28/07/2017
Stop alle operazioni «circolari»

Le operazioni cosiddette “circolari” realizzano ipotesi di abuso del diritto.
Con la risoluzione n. 99/E di ieri l’agenzia delle Entrate si è pronunciata per la prima volta su un’ipotesi di abuso secondo l’articolo 10-bis dello Statuto del contribuente.
Il caso è il seguente: una società risulta intestataria di un immobile che utilizza direttamente. La stessa vorrebbe assegnarlo ai soci, utilizzando le norme agevolative della legge 208/2015. Queste ultime, tuttavia, prevedono il trattamento agevolativo per gli immobili diversi da quelli utilizzati direttamente. Sicché la società intenderebbe:
conferire l’azienda in una New.co costituita dagli stessi soci della società conferente;
concedere in locazione l’immobile alla stessa New.co;
assegnare l'immobile ai soci;
sciogliersi e assegnare ai soci la partecipazione nella New.co.
Secondo la risoluzione, si tratterebbe di abuso del diritto. Questo in quanto l’operazione complessiva consentirebbe al bene immobile di potere rientrare (risultando non più strumentale per destinazione) indebitamente nella disciplina dell’assegnazione agevolata prevista dalla legge 208/2015. Secondo la risoluzione non si realizzerebbe, in sostanza, la modifica della destinazione dell’immobile, perché il bene verrebbe utilizzato dalla società conferitaria svolgente la stessa attività della società conferente, oltreché partecipata dai medesimi soci.
Si tratta, quindi, sempre secondo la risoluzione, di un’operazione cosiddetta “circolare”: il percorso negoziale seguito porta a un risultato sostanzialmente identico al punto di partenza. Per operazioni circolari devono infatti intendersi quelle sequenze negoziali i cui effetti sono destinati a elidersi, di modo da lasciare sostanzialmente immutato l’assetto originario. La ratio delle operazioni circolari risulta, di fatto, quello di conseguire un vantaggio fiscale esclusivo, così che il risultato fiscale coincide con quello economico.
Su tutto questo occorre svolgere delle considerazioni. Infatti, qualche perplessità vi è sulla riconducibilità delle operazioni oggetto della risoluzione all’abuso del diritto e sul fatto che si tratti di operazioni circolari. A ben vedere, l’immobile, alla fine, verrebbe dato in locazione dai soci persone fisiche alla società (la New.co): quindi la situazione conclusiva non è proprio quella di partenza (in cui l’immobile risultava di proprietà della società conferente).
Questo non tanto per avvalorare il tipo di operazione proposta, ma per mettere ancora una volta in luce il sottile confine tra evasione ed elusione (abuso del diritto) che né la nuova norma italiana né le disposizioni comunitarie - che ora fanno riferimento alle “operazioni non genuine” - hanno ancora definito.
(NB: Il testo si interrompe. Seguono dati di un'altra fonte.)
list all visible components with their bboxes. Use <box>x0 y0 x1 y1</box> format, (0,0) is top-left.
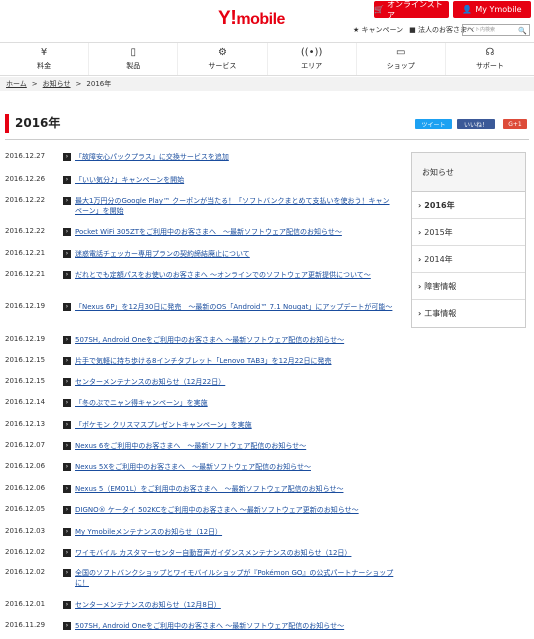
sidebar-heading: お知らせ <box>412 153 525 192</box>
gear-icon: ⚙ <box>217 47 227 58</box>
chevron-right-icon: › <box>418 228 422 237</box>
sidebar-item-2016[interactable]: › 2016年 <box>412 192 525 219</box>
site-search-input[interactable]: サイト内検索 🔍 <box>462 24 530 36</box>
arrow-icon: › <box>63 176 71 184</box>
online-store-label: オンラインストア <box>386 0 443 20</box>
my-ymobile-label: My Ymobile <box>475 5 522 14</box>
arrow-icon: › <box>63 506 71 514</box>
nav-item-support[interactable]: ☊ サポート <box>446 43 534 75</box>
news-link[interactable]: 「Nexus 6P」を12月30日に発売 ～最新のOS「Android™ 7.1… <box>75 302 395 312</box>
news-link[interactable]: DIGNO® ケータイ 502KCをご利用中のお客さまへ ～最新ソフトウェア更新… <box>75 505 395 515</box>
nav-item-shop[interactable]: ▭ ショップ <box>357 43 446 75</box>
news-link[interactable]: Nexus 6をご利用中のお客さまへ ～最新ソフトウェア配信のお知らせ～ <box>75 441 395 451</box>
antenna-icon: ((•)) <box>300 47 323 58</box>
online-store-button[interactable]: 🛒 オンラインストア <box>374 0 449 20</box>
arrow-icon: › <box>63 601 71 609</box>
arrow-icon: › <box>63 153 71 161</box>
tweet-button[interactable]: ツイート <box>415 119 452 129</box>
news-link[interactable]: 全国のソフトバンクショップとワイモバイルショップが『Pokémon GO』の公式… <box>75 568 395 588</box>
news-link[interactable]: 「冬のぷでニャン得キャンペーン」を実施 <box>75 398 395 408</box>
arrow-icon: › <box>63 549 71 557</box>
breadcrumb-home[interactable]: ホーム <box>6 80 27 88</box>
news-link[interactable]: センターメンテナンスのお知らせ（12月22日） <box>75 377 395 387</box>
news-link[interactable]: 最大1万円分のGoogle Play™ クーポンが当たる！「ソフトバンクまとめて… <box>75 196 395 216</box>
chevron-right-icon: › <box>418 201 422 210</box>
arrow-icon: › <box>63 528 71 536</box>
shop-icon: ▭ <box>396 47 406 58</box>
arrow-icon: › <box>63 442 71 450</box>
chevron-right-icon: › <box>418 255 422 264</box>
yen-icon: ¥ <box>40 47 48 58</box>
breadcrumb: ホーム > お知らせ >2016年 <box>0 77 534 91</box>
news-link[interactable]: 「故障安心パックプラス」に交換サービスを追加 <box>75 152 395 162</box>
sidebar-item-2015[interactable]: › 2015年 <box>412 219 525 246</box>
site-header: Y!mobile 🛒 オンラインストア 👤 My Ymobile ★ キャンペー… <box>0 0 534 40</box>
headset-icon: ☊ <box>485 47 495 58</box>
phone-icon: ▯ <box>130 47 137 58</box>
news-link[interactable]: 「いい気分♪」キャンペーンを開始 <box>75 175 395 185</box>
arrow-icon: › <box>63 357 71 365</box>
star-icon: ★ <box>353 26 360 34</box>
title-divider <box>5 139 529 140</box>
chevron-right-icon: › <box>418 282 422 291</box>
news-link[interactable]: 507SH, Android Oneをご利用中のお客さまへ ～最新ソフトウェア配… <box>75 335 395 345</box>
cart-icon: 🛒 <box>374 5 384 14</box>
news-link[interactable]: 片手で気軽に持ち歩ける8インチタブレット「Lenovo TAB3」を12月22日… <box>75 356 395 366</box>
nav-item-services[interactable]: ⚙ サービス <box>178 43 268 75</box>
news-link[interactable]: 迷惑電話チェッカー専用プランの契約締結廃止について <box>75 249 395 259</box>
news-link[interactable]: ワイモバイル カスタマーセンター自動音声ガイダンスメンテナンスのお知らせ（12日… <box>75 548 395 558</box>
arrow-icon: › <box>63 421 71 429</box>
arrow-icon: › <box>63 378 71 386</box>
arrow-icon: › <box>63 228 71 236</box>
sidebar-item-2014[interactable]: › 2014年 <box>412 246 525 273</box>
like-button[interactable]: いいね！ <box>457 119 495 129</box>
news-link[interactable]: Nexus 5（EM01L）をご利用中のお客さまへ ～最新ソフトウェア配信のお知… <box>75 484 395 494</box>
user-icon: 👤 <box>462 5 473 14</box>
breadcrumb-separator: > <box>31 80 38 88</box>
arrow-icon: › <box>63 197 71 205</box>
search-icon[interactable]: 🔍 <box>518 26 527 36</box>
news-link[interactable]: 「ポケモン クリスマスプレゼントキャンペーン」を実施 <box>75 420 395 430</box>
news-link[interactable]: My Ymobileメンテナンスのお知らせ（12日） <box>75 527 395 537</box>
sidebar-item-outage[interactable]: › 障害情報 <box>412 273 525 300</box>
nav-item-products[interactable]: ▯ 製品 <box>89 43 179 75</box>
breadcrumb-current: 2016年 <box>86 80 112 88</box>
news-link[interactable]: Pocket WiFi 305ZTをご利用中のお客さまへ ～最新ソフトウェア配信… <box>75 227 395 237</box>
chevron-right-icon: › <box>418 309 422 318</box>
breadcrumb-notices[interactable]: お知らせ <box>43 80 71 88</box>
arrow-icon: › <box>63 569 71 577</box>
news-link[interactable]: センターメンテナンスのお知らせ（12月8日） <box>75 600 395 610</box>
nav-item-price[interactable]: ¥ 料金 <box>0 43 90 75</box>
arrow-icon: › <box>63 622 71 630</box>
ymobile-logo[interactable]: Y!mobile <box>218 7 285 30</box>
logo-mobile: mobile <box>236 11 285 28</box>
campaign-link[interactable]: ★ キャンペーン <box>353 25 403 35</box>
arrow-icon: › <box>63 399 71 407</box>
arrow-icon: › <box>63 485 71 493</box>
arrow-icon: › <box>63 303 71 311</box>
page-title: 2016年 <box>5 114 60 133</box>
arrow-icon: › <box>63 250 71 258</box>
nav-item-area[interactable]: ((•)) エリア <box>268 43 357 75</box>
breadcrumb-separator: > <box>75 80 82 88</box>
sidebar-nav: お知らせ › 2016年 › 2015年 › 2014年 › 障害情報 › 工事情報 <box>411 152 526 328</box>
arrow-icon: › <box>63 463 71 471</box>
global-nav: ¥ 料金 ▯ 製品 ⚙ サービス ((•)) エリア ▭ ショップ ☊ サポート <box>0 42 534 76</box>
logo-y: Y <box>218 8 231 29</box>
gplus-button[interactable]: G+1 <box>503 119 527 129</box>
my-ymobile-button[interactable]: 👤 My Ymobile <box>453 1 531 18</box>
arrow-icon: › <box>63 271 71 279</box>
arrow-icon: › <box>63 336 71 344</box>
news-link[interactable]: 507SH, Android Oneをご利用中のお客さまへ ～最新ソフトウェア配… <box>75 621 395 631</box>
news-link[interactable]: だれとでも定額パスをお使いのお客さまへ ～オンラインでのソフトウェア更新提供につ… <box>75 270 395 280</box>
sidebar-item-maintenance[interactable]: › 工事情報 <box>412 300 525 327</box>
news-link[interactable]: Nexus 5Xをご利用中のお客さまへ ～最新ソフトウェア配信のお知らせ～ <box>75 462 395 472</box>
building-icon: ■ <box>409 26 416 34</box>
header-sub-links: ★ キャンペーン ■ 法人のお客さまへ <box>353 25 474 35</box>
Le operazioni “circolari”, le operazioni “non genuine”, sono di fatto situazioni ascrivibili alla simulazione/dissimulazione/interposizione, cioè vicende di evasione. Peraltro, va rilevato che non è che se l’unica finalità di un’operazione è quella di ottenere un vantaggio fiscale, questa operazione va definita elusiva (meglio tornare a utilizzare tale termine in luogo di abuso del diritto) in quanto difettante di sostanza economica.
Una società può infatti legittimamente trasformarsi in società di altro tipo solamente per fruire di un’imposizione più favorevole. Non c’è sostanza economica che tenga, se non quella del vantaggio fiscale. Allo stesso modo, già la relazione al vecchio articolo 37-bis del Dpr 600/1973 imputava al legittimo risparmio d’imposta la scelta di incassare un provento in un esercizio in luogo di un altro: scelta fatta per esclusive ragioni fiscali.
Questo per dire che risulta un fraintendimento quello di ricercare l’abuso nell’assenza di sostanza economica e per affermare che, per il caso della risoluzione, l’Agenzia avrebbe potuto utilizzare, più propriamente, e anche in via semplicemente presuntiva, la dissimulazione delle operazioni poste in essere.